The ones I think have the best chance are “e/em/es” (or spelled “e, im, is”) which people do already use instead of “he, him, his” in rapid speech. But it’s hard for them to compete with the centuries of use of singular “they/them/their.”
Edit: come to thing of it, since I’ve heard 'em (e.g; “I talked to 'em about it”, maybe the word would be 'mall or 'emall)
“They” is plural. You didn’t got to a university where a “everyone…they” or “everybody … their” phrasing netted a letter grade off on a theme? I sure did.
Why “He/they”? Why not he/him/his? Does Page just feel plural sometimes?
Kind of off topic but I remember reading Morris’ Pax Britannica Trilogy many many years ago. They were some of the first history books I read in my post-school life.
Goodness, how many decades ago was that? Getting marked down for using indefinite singular “they” might have been a worry when I was a kolej kid back in the early 80’s, but the usage is considered far more acceptable nowadays. (And a whole letter grade penalty for one use of indefinite singular “they”? Pretty harsh grading policy, my current students would throw fits.)
While I do enjoy not feeling like the oldest and cluelessest person in the room when it comes to contemporary instances of linguistic evolution, I think you may be taking your sacrificial cluelessness a little too far here. Definite singular “they” as a non-gendered pronoun for nonbinary or gender-fluid people does not signify plural number. (It’s now in the dictionary!)

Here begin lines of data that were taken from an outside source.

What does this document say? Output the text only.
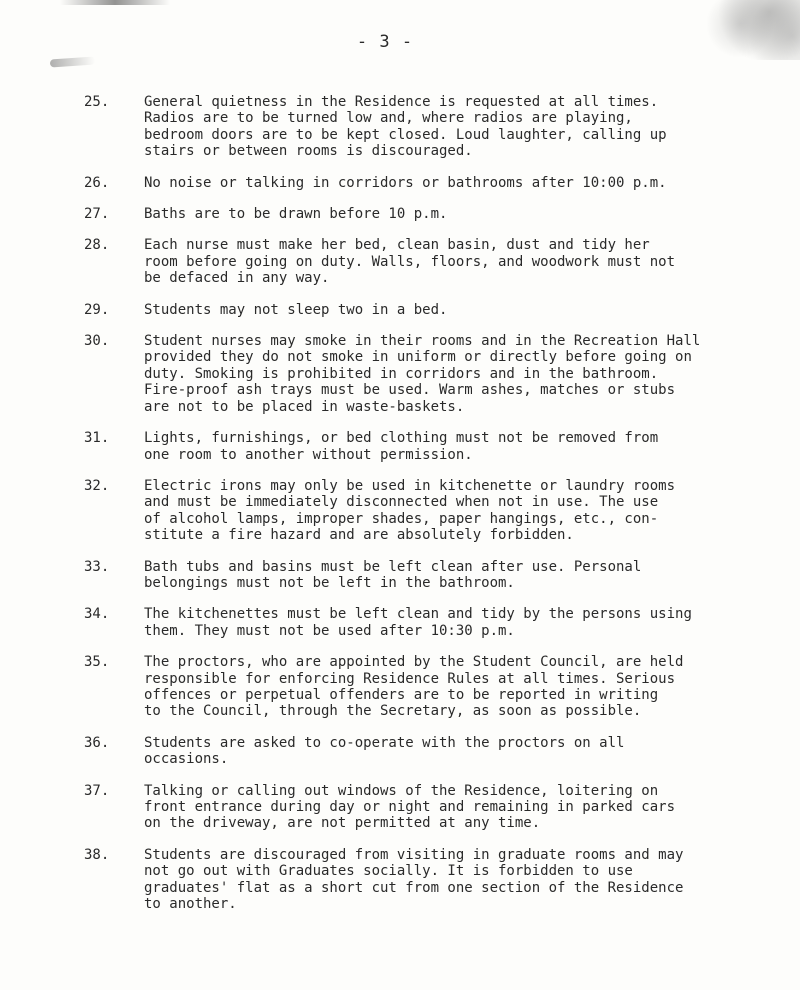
- 3 -
25.	General quietness in the Residence is requested at all times.
Radios are to be turned low and, where radios are playing,
bedroom doors are to be kept closed. Loud laughter, calling up
stairs or between rooms is discouraged.
26.	No noise or talking in corridors or bathrooms after 10:00 p.m.
27.	Baths are to be drawn before 10 p.m.
28.	Each nurse must make her bed, clean basin, dust and tidy her
room before going on duty. Walls, floors, and woodwork must not
be defaced in any way.
29.	Students may not sleep two in a bed.
30.	Student nurses may smoke in their rooms and in the Recreation Hall
provided they do not smoke in uniform or directly before going on
duty. Smoking is prohibited in corridors and in the bathroom.
Fire-proof ash trays must be used. Warm ashes, matches or stubs
are not to be placed in waste-baskets.
31.	Lights, furnishings, or bed clothing must not be removed from
one room to another without permission.
32.	Electric irons may only be used in kitchenette or laundry rooms
and must be immediately disconnected when not in use. The use
of alcohol lamps, improper shades, paper hangings, etc., con-
stitute a fire hazard and are absolutely forbidden.
33.	Bath tubs and basins must be left clean after use. Personal
belongings must not be left in the bathroom.
34.	The kitchenettes must be left clean and tidy by the persons using
them. They must not be used after 10:30 p.m.
35.	The proctors, who are appointed by the Student Council, are held
responsible for enforcing Residence Rules at all times. Serious
offences or perpetual offenders are to be reported in writing
to the Council, through the Secretary, as soon as possible.
36.	Students are asked to co-operate with the proctors on all
occasions.
37.	Talking or calling out windows of the Residence, loitering on
front entrance during day or night and remaining in parked cars
on the driveway, are not permitted at any time.
38.	Students are discouraged from visiting in graduate rooms and may
not go out with Graduates socially. It is forbidden to use
graduates' flat as a short cut from one section of the Residence
to another.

I find people’s resistance to singular they silly. It’s not “unnaturally” added, it was an organic evolution from the existing usage for unknown gender individuals. And it works wonderfully.
I’ve used generic singular “they” for a long time. What I find is that, in specific singular use, I keep wanting to say “they is” rather than “they are”; IOW it’s not the pronoun that feels wrong but the verb.

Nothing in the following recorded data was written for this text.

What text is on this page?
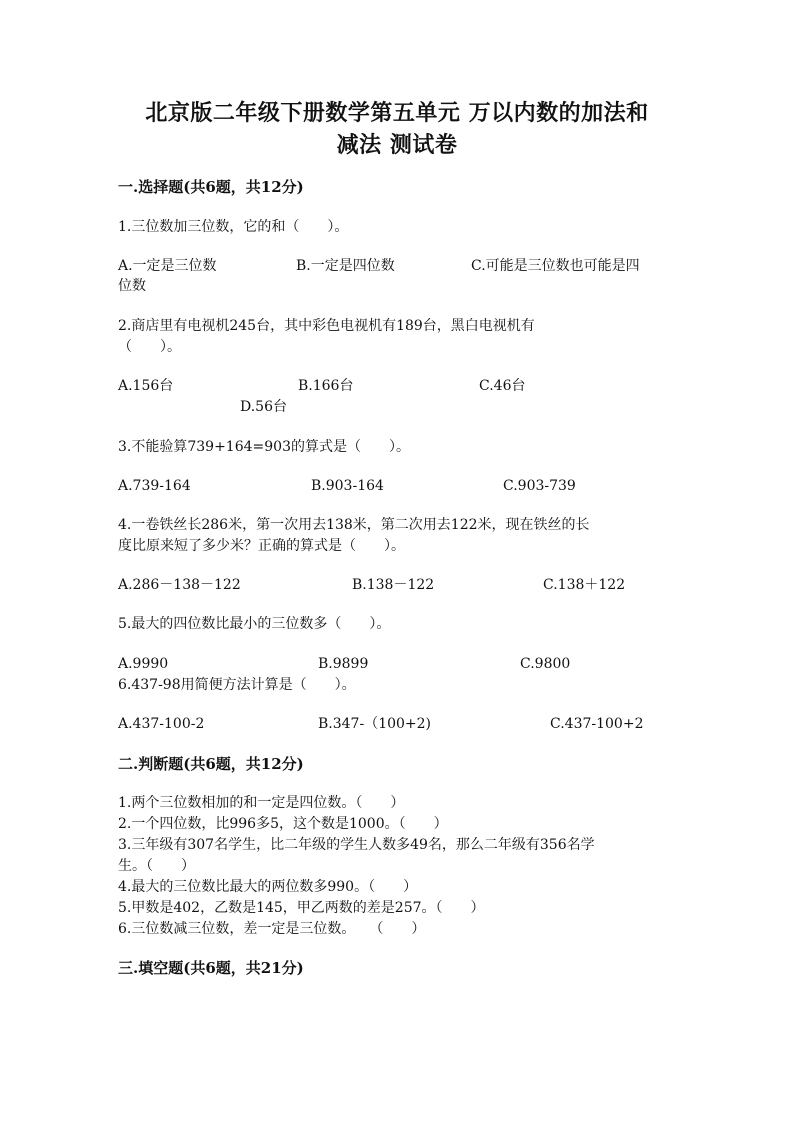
北京版二年级下册数学第五单元 万以内数的加法和
减法 测试卷
一.选择题(共6题，共12分)
1.三位数加三位数，它的和（　　）。
A.一定是三位数	B.一定是四位数	C.可能是三位数也可能是四
位数
2.商店里有电视机245台，其中彩色电视机有189台，黑白电视机有
（　　）。
A.156台	B.166台	C.46台
D.56台
3.不能验算739+164=903的算式是（　　）。
A.739-164	B.903-164	C.903-739
4.一卷铁丝长286米，第一次用去138米，第二次用去122米，现在铁丝的长
度比原来短了多少米？正确的算式是（　　）。
A.286－138－122	B.138－122	C.138＋122
5.最大的四位数比最小的三位数多（　　）。
A.9990	B.9899	C.9800
6.437-98用简便方法计算是（　　）。
A.437-100-2	B.347-（100+2)	C.437-100+2
二.判断题(共6题，共12分)
1.两个三位数相加的和一定是四位数。（　　）
2.一个四位数，比996多5，这个数是1000。（　　）
3.三年级有307名学生，比二年级的学生人数多49名，那么二年级有356名学
生。（　　）
4.最大的三位数比最大的两位数多990。（　　）
5.甲数是402，乙数是145，甲乙两数的差是257。（　　）
6.三位数减三位数，差一定是三位数。　　（　　）
三.填空题(共6题，共21分)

Singular “they” dates to at least 1375; if that’s too Old for you, Shakespeare used it, as did Jane Austen who was undeniably writing in Modern English. Frankly, the modern squeamishness surrounding it is innovative and ignorant, created out of nothing by the kinds of people who lack the education to know how language is used and the sense to keep their mouths shut when their heads are empty.
I skimmed that page, all examples I saw were of the generic individual kind. (Who is both one person and a potential multidude at the same time.) I didn’t see anything resembling the current use of singular they.
I think it’s more the case of someone feeling like they don’t fit into either box and don’t want to be labeled that way. Even if you fit clearly in the he or she box, I’m sure there are other scenarios where you wouldn’t want to be mis-labeled. For example, if there were only the labels like conservative/liberal, Democrat/Republican, Jew/Muslim, baby/adult, etc., not everyone fits into those binary choices and would prefer to not be labeled with those terms. I personally feel like the singular use of “they” can be clunky and confusing at times, but there’s not really a viable alternative right now for those people who don’t want to be labeled as a he or a she.
But now that “she” is a “he”, he is not gay anymore, right? In other words, when “she” had a girlfriend, she was gay but, now that “he” has a girlfriend, he is heterosexual by definition. Is that correct?
Page identifies as non-binary. As discussed above, the terminology to describe sexual orientation in the context of non-binary people is limited at the moment.
There’s also the standard for membership in a demographic, that you’re a member if you would be persecuted for being a member. In the same way that a mixed-race person in America might call themself “black” because the racists consider them black, and Israel’s Right of Return applies to people the Nazis would have considered Jewish even if they don’t meet Jewish standards of Jewishness, Page and Portner’s marriage is one that some people would refuse to sell them a wedding cake for, so they’re still “gay” in that sense.